Should you fall asleep while going around Metro Manila, and wake up in the middle of Escriva Street in the sideskirts of the Ortigas business district, you might be inclined to check if you’re still in the Philippines. I haven’t been to this side street for quite a while, but I don’t remember it to be a place that comes to life during weekends back in the mid-200o’s, the last time I could recall passing by the place during evening.
I had very recently returned to Escriva one weekend evening, and the place was no longer as sleepy as I seemed to remember it. Brightly lit signages now illuminate the street at night…however…it’s not in English. Signs in Hangul now line the length of the street (and some don’t even have English translations), you might think you’re in some back street in Seoul, if you were to pass out somewhere and suddenly regain consciousness there.
We were looking for good a Korean restaurant that evening, and research on the net led us to a place along the street called Jang Ga Nae. As we turned the corner at Escriva, I was worried we wouldn’t find it since many of the restaurants there had names written only in the Hangul alphabet, but thankfully this one was also written in English letters. It was a bit farther away from the the main street (Shaw Boulevard) than the others though.
Jang Ga Nae was a simple place. It is large yes – it can seat a lot of people, but it definitely is not fancy. It gives the feel of a large “mom and pop” store , and it does look like the family owning it is running it directly – manning the counters and supervising the dining floor. Food is served in melaware, unless it requires a pot or a hot plate, and the silverware and glasses are as basic as they get…definitely not Gangnam-style (Gangnam is a posh and expensive district in Seoul).
The food though, is surprisingly good. The place itself was almost full when we went in, with a good mix of Koreans and Filipinos, and no wonder. Like any Korean meal, they served us the “banchan” (side dishes) first, but here it seems like they serve banchan with a vengeance.
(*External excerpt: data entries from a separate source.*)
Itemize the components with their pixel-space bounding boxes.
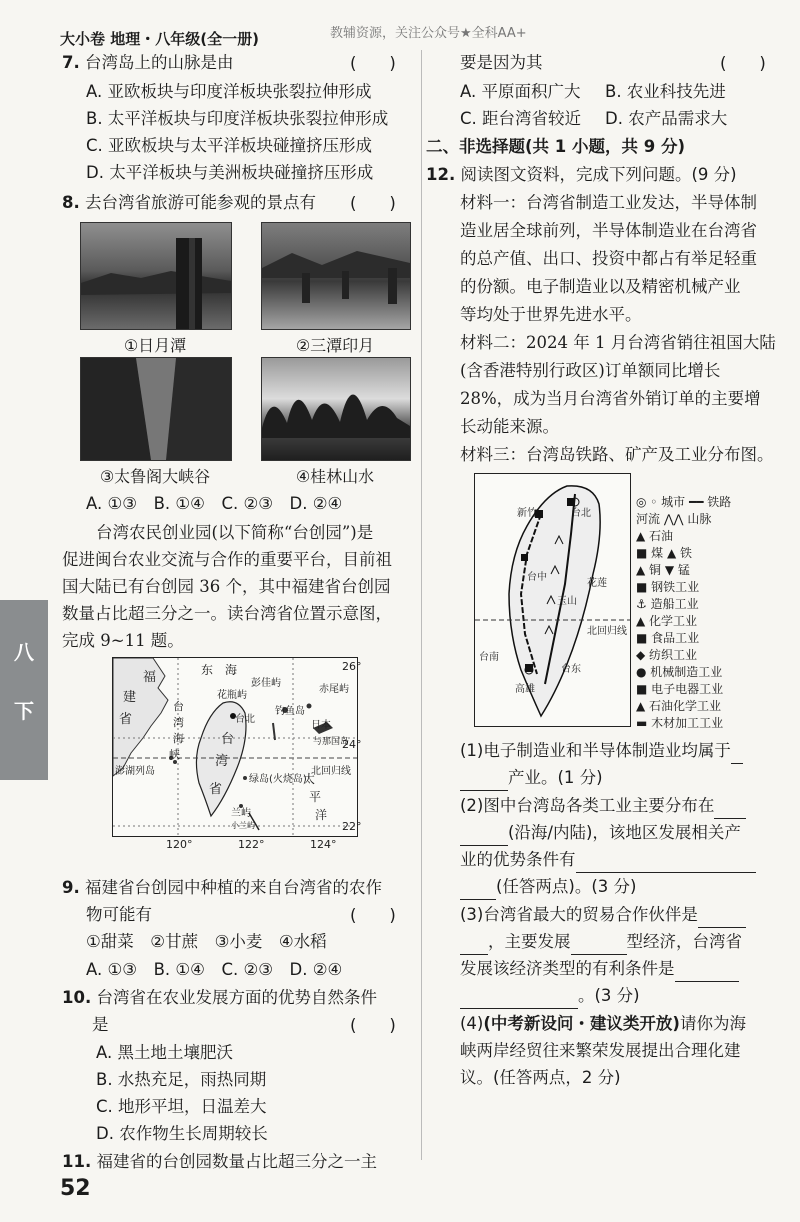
legend-copper-manganese: ▲ 铜 ▼ 锰 xyxy=(636,563,690,577)
sub2-blank-b[interactable] xyxy=(460,827,508,846)
sub2-blank-a[interactable] xyxy=(714,800,746,819)
sub3-blank-a[interactable] xyxy=(698,909,746,928)
caption-1: ①日月潭 xyxy=(123,336,187,355)
passage-line-3: 国大陆已有台创园 36 个，其中福建省台创园 xyxy=(62,577,391,596)
label-tropic: 北回归线 xyxy=(311,766,351,777)
q11-stem: 11. 福建省的台创园数量占比超三分之一主 xyxy=(62,1152,377,1171)
material-3: 材料三：台湾岛铁路、矿产及工业分布图。 xyxy=(460,445,774,464)
q10-option-b: B. 水热充足，雨热同期 xyxy=(96,1070,267,1089)
q10-stem: 10. 台湾省在农业发展方面的优势自然条件 xyxy=(62,988,377,1007)
page-number: 52 xyxy=(60,1176,91,1201)
label-tainan: 台南 xyxy=(479,652,499,663)
q7-option-c: C. 亚欧板块与太平洋板块碰撞挤压形成 xyxy=(86,136,373,155)
passage-line-2: 促进闽台农业交流与合作的重要平台，目前祖 xyxy=(62,550,392,569)
material-1-line-1: 材料一：台湾省制造工业发达，半导体制 xyxy=(460,193,757,212)
caption-2: ②三潭印月 xyxy=(295,336,375,355)
sub1-blank-a[interactable] xyxy=(731,745,743,764)
taiwan-industry-map xyxy=(474,473,631,727)
q9-options: A. ①③ B. ①④ C. ②③ D. ②④ xyxy=(86,960,343,979)
label-tropic-2: 北回归线 xyxy=(587,626,627,637)
lon-122: 122° xyxy=(238,838,265,851)
sub1-line-2: 产业。(1 分) xyxy=(460,765,603,791)
lat-22: 22° xyxy=(342,820,362,833)
section-2-heading: 二、非选择题(共 1 小题，共 9 分) xyxy=(426,137,686,156)
label-strait-2: 湾 xyxy=(173,716,184,729)
q10-answer-paren[interactable]: ( ) xyxy=(350,1016,396,1035)
legend-steel: ■ 钢铁工业 xyxy=(636,580,700,594)
sub3-line-4: 。(3 分) xyxy=(460,983,640,1009)
q8-answer-paren[interactable]: ( ) xyxy=(350,194,396,213)
photo-taroko-gorge xyxy=(80,357,232,461)
legend-electronics: ■ 电子电器工业 xyxy=(636,682,724,696)
material-1-line-5: 等均处于世界先进水平。 xyxy=(460,305,642,324)
lat-26: 26° xyxy=(342,660,362,673)
passage-line-4: 数量占比超三分之一。读台湾省位置示意图， xyxy=(62,604,392,623)
q7-option-a: A. 亚欧板块与印度洋板块张裂拉伸形成 xyxy=(86,82,372,101)
material-2-line-2: (含香港特别行政区)订单额同比增长 xyxy=(460,361,721,380)
q8-options: A. ①③ B. ①④ C. ②③ D. ②④ xyxy=(86,494,343,513)
photo-sun-moon-lake xyxy=(80,222,232,330)
q12-stem: 12. 阅读图文资料，完成下列问题。(9 分) xyxy=(426,165,737,184)
sub1-line-1: (1)电子制造业和半导体制造业均属于 xyxy=(460,738,743,764)
label-strait-4: 峡 xyxy=(169,748,180,761)
legend-petrochemical: ▲ 石油化学工业 xyxy=(636,699,722,713)
material-2-line-3: 28%，成为当月台湾省外销订单的主要增 xyxy=(460,389,761,408)
sub3-blank-b[interactable] xyxy=(460,936,488,955)
passage-line-5: 完成 9~11 题。 xyxy=(62,631,184,650)
label-xiaolanyu: 小兰屿 xyxy=(231,821,255,830)
label-tai: 台 xyxy=(221,732,235,747)
label-lanyu: 兰屿 xyxy=(231,808,251,819)
legend-city-railway: ◎ ◦ 城市 ━━ 铁路 xyxy=(636,495,732,509)
q7-stem: 7. 台湾岛上的山脉是由 xyxy=(62,53,234,72)
q11-option-c: C. 距台湾省较近 xyxy=(460,109,582,128)
passage-line-1: 台湾农民创业园(以下简称“台创园”)是 xyxy=(96,523,374,542)
q11-option-a: A. 平原面积广大 xyxy=(460,82,581,101)
q11-answer-paren[interactable]: ( ) xyxy=(720,54,766,73)
legend-shipbuilding: ⚓ 造船工业 xyxy=(636,597,699,611)
label-sheng: 省 xyxy=(119,712,133,727)
caption-3: ③太鲁阁大峡谷 xyxy=(99,467,211,486)
legend-food: ■ 食品工业 xyxy=(636,631,700,645)
legend-textile: ◆ 纺织工业 xyxy=(636,648,698,662)
caption-4: ④桂林山水 xyxy=(295,467,375,486)
label-taidong: 台东 xyxy=(561,664,581,675)
q7-option-b: B. 太平洋板块与印度洋板块张裂拉伸形成 xyxy=(86,109,389,128)
taiwan-location-map xyxy=(112,657,358,837)
q11-option-b: B. 农业科技先进 xyxy=(605,82,726,101)
q9-answer-paren[interactable]: ( ) xyxy=(350,906,396,925)
label-pacific-2: 平 xyxy=(309,790,322,804)
label-strait-1: 台 xyxy=(173,700,184,713)
label-wan: 湾 xyxy=(215,754,229,769)
sub3-line-3: 发展该经济类型的有利条件是 xyxy=(460,956,739,982)
sub2-line-2: (沿海/内陆)，该地区发展相关产 xyxy=(460,820,741,846)
label-jian: 建 xyxy=(123,690,137,705)
grade-side-tab xyxy=(0,600,48,780)
side-tab-top: 八 xyxy=(14,640,34,664)
legend-river-mountain: 河流 ⋀⋀ 山脉 xyxy=(636,512,712,526)
q9-stem-2: 物可能有 xyxy=(86,905,152,924)
column-divider xyxy=(421,50,422,1160)
label-fujian: 福 xyxy=(143,670,157,685)
sub3-line-2: ，主要发展 型经济，台湾省 xyxy=(460,929,742,955)
sub4-line-2: 峡两岸经贸往来繁荣发展提出合理化建 xyxy=(460,1041,741,1060)
photo-three-pools xyxy=(261,222,411,330)
q11-option-d: D. 农产品需求大 xyxy=(605,109,728,128)
sub2-blank-c[interactable] xyxy=(576,854,756,873)
sub3-line-1: (3)台湾省最大的贸易合作伙伴是 xyxy=(460,902,746,928)
sub3-blank-d[interactable] xyxy=(675,963,739,982)
label-chiwei: 赤尾屿 xyxy=(319,684,349,695)
label-penghu: 澎湖列岛 xyxy=(115,766,155,777)
q10-stem-2: 是 xyxy=(92,1015,109,1034)
material-2-line-1: 材料二：2024 年 1 月台湾省销往祖国大陆 xyxy=(460,333,776,352)
label-lvdao: 绿岛(火烧岛) xyxy=(249,774,307,785)
sub1-blank-b[interactable] xyxy=(460,772,508,791)
q9-items: ①甜菜 ②甘蔗 ③小麦 ④水稻 xyxy=(86,932,327,951)
material-1-line-4: 的份额。电子制造业以及精密机械产业 xyxy=(460,277,741,296)
q11-stem-2: 要是因为其 xyxy=(460,53,543,72)
label-sheng2: 省 xyxy=(209,782,223,797)
label-pengjia: 彭佳屿 xyxy=(251,678,281,689)
lon-124: 124° xyxy=(310,838,337,851)
sub3-blank-e[interactable] xyxy=(460,990,578,1009)
q7-option-d: D. 太平洋板块与美洲板块碰撞挤压形成 xyxy=(86,163,374,182)
q10-option-a: A. 黑土地土壤肥沃 xyxy=(96,1043,233,1062)
sub2-line-3: 业的优势条件有 xyxy=(460,847,756,873)
sub2-line-1: (2)图中台湾岛各类工业主要分布在 xyxy=(460,793,746,819)
label-huaping: 花瓶屿 xyxy=(217,690,247,701)
legend-machinery: ● 机械制造工业 xyxy=(636,665,723,679)
label-xinzhu: 新竹 xyxy=(517,508,537,519)
q9-stem: 9. 福建省台创园中种植的来自台湾省的农作 xyxy=(62,878,382,897)
q7-answer-paren[interactable]: ( ) xyxy=(350,54,396,73)
material-2-line-4: 长动能来源。 xyxy=(460,417,559,436)
sub3-blank-c[interactable] xyxy=(571,936,627,955)
sub2-blank-d[interactable] xyxy=(460,881,496,900)
label-pacific-1: 太 xyxy=(303,772,316,786)
label-yonaguni: 与那国岛 xyxy=(313,737,350,747)
lon-120: 120° xyxy=(166,838,193,851)
q10-option-c: C. 地形平坦，日温差大 xyxy=(96,1097,267,1116)
label-east-sea: 东 海 xyxy=(201,663,238,677)
side-tab-bottom: 下 xyxy=(14,699,34,723)
sub2-line-4: (任答两点)。(3 分) xyxy=(460,874,637,900)
q8-stem: 8. 去台湾省旅游可能参观的景点有 xyxy=(62,193,316,212)
photo-guilin xyxy=(261,357,411,461)
material-1-line-2: 造业居全球前列，半导体制造业在台湾省 xyxy=(460,221,757,240)
label-yushan: 玉山 xyxy=(557,596,577,607)
label-taibei-2: 台北 xyxy=(571,508,591,519)
legend-chemical: ▲ 化学工业 xyxy=(636,614,698,628)
label-hualian: 花莲 xyxy=(587,578,607,589)
sub4-line-3: 议。(任答两点，2 分) xyxy=(460,1068,621,1087)
legend-oil: ▲ 石油 xyxy=(636,529,674,543)
lat-24: 24° xyxy=(342,738,362,751)
label-taizhong: 台中 xyxy=(527,572,547,583)
label-strait-3: 海 xyxy=(173,732,184,745)
legend-coal-iron: ■ 煤 ▲ 铁 xyxy=(636,546,693,560)
label-japan: 日本 xyxy=(311,720,331,731)
q10-option-d: D. 农作物生长周期较长 xyxy=(96,1124,268,1143)
material-1-line-3: 的总产值、出口、投资中都占有举足轻重 xyxy=(460,249,757,268)
legend-timber: ▬ 木材加工工业 xyxy=(636,716,724,730)
watermark-text: 教辅资源，关注公众号★全科AA+ xyxy=(330,26,527,41)
label-pacific-3: 洋 xyxy=(315,808,328,822)
sub4-line-1: (4)(中考新设问・建议类开放)请你为海 xyxy=(460,1014,746,1033)
label-gaoxiong: 高雄 xyxy=(515,684,535,695)
book-title: 大小卷 地理・八年级(全一册) xyxy=(60,30,259,48)
label-diaoyu: 钓鱼岛 xyxy=(275,706,305,717)
label-taibei: 台北 xyxy=(235,714,255,725)
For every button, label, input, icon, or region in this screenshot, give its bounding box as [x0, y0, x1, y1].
I haven’t seen any place in the country more generous with their servings of the little dishes. Just treat banchan as what it is though – side dishes that accompany the main meal – and not as hors d’oeuvres, otherwise no banchan in the world will ever be enough.
It didn’t take a lot of time though before our main orders arrived. Service in the restaurant is actually pretty quick, given the number of diners they were serving that evening (there were barely any empty seats). Their staff are also fast, attentive and “nice” to the customers, and don’t make you feel like you owe them for their service.
We ordered the our usual selection of “safe” Korean dishes – Galbi Tang (beef stew), Japchae (glass noodles), and Sam Kyup Sal (grilled pork). But since I wanted something a bit spicy that evening, we added Ojingoh Bokkum (spicy squid).
The Japchae was as good as any (it’s hard to find Japchae that we won’t like), but what I consider the highlights are the Galbi Tang and the Sam Kyup Sal. The Galbi Tang (or Kalbi Tang in some places) was very tender, and the soup and meat were very flavorful. It was almost like eating a perfectly cooked Filipino “bulalo”, but without the bone marrow and with some more flavorings in the soup. The Sam Kyup Sal was also really really good. Each strip of meat was cooked just about right, not raw yet not dry, and each bite seemed to coat the tongue with a subtle but delightful flavor. What made it even better was that apart from the lettuce (which you wrap around the meat ), they also have mint leaves, giving a refreshing aftertaste to each mouthful. They are also the only Korean resto I know that “refills” your plate of lettuce once you run out. The spicy squid was also good, though not particularly something to die for. It is however a good choice if you crave for some heat in the mouth.
Overall, I would say this would definitely NOT be that last time we’d visit this place. In terms of quality of service, the place could run rings around some large mall based restaurants which charge almost double the price. The place is also pretty approachable for a “real” Korean restaurant. A lot of Filipinos still find the “real” ones intimidating, especially where there’s no English signage, but Jang Ga Nae hits the right balance between giving the “authentic” feel while still being approachable for the average “pinoy”, and their local staff will make you feel right at home the moment you open their door. And the food, yes the food, is just so good – it turned our family into instant fans. And, best of all, all of that came at a price that would make dining at a mall look ridiculously extravagant. This is dining, Escriva-style.
*Photos taken October 2012, with Olympus E420 and Zuiko 14-54mm f2.8-3.5.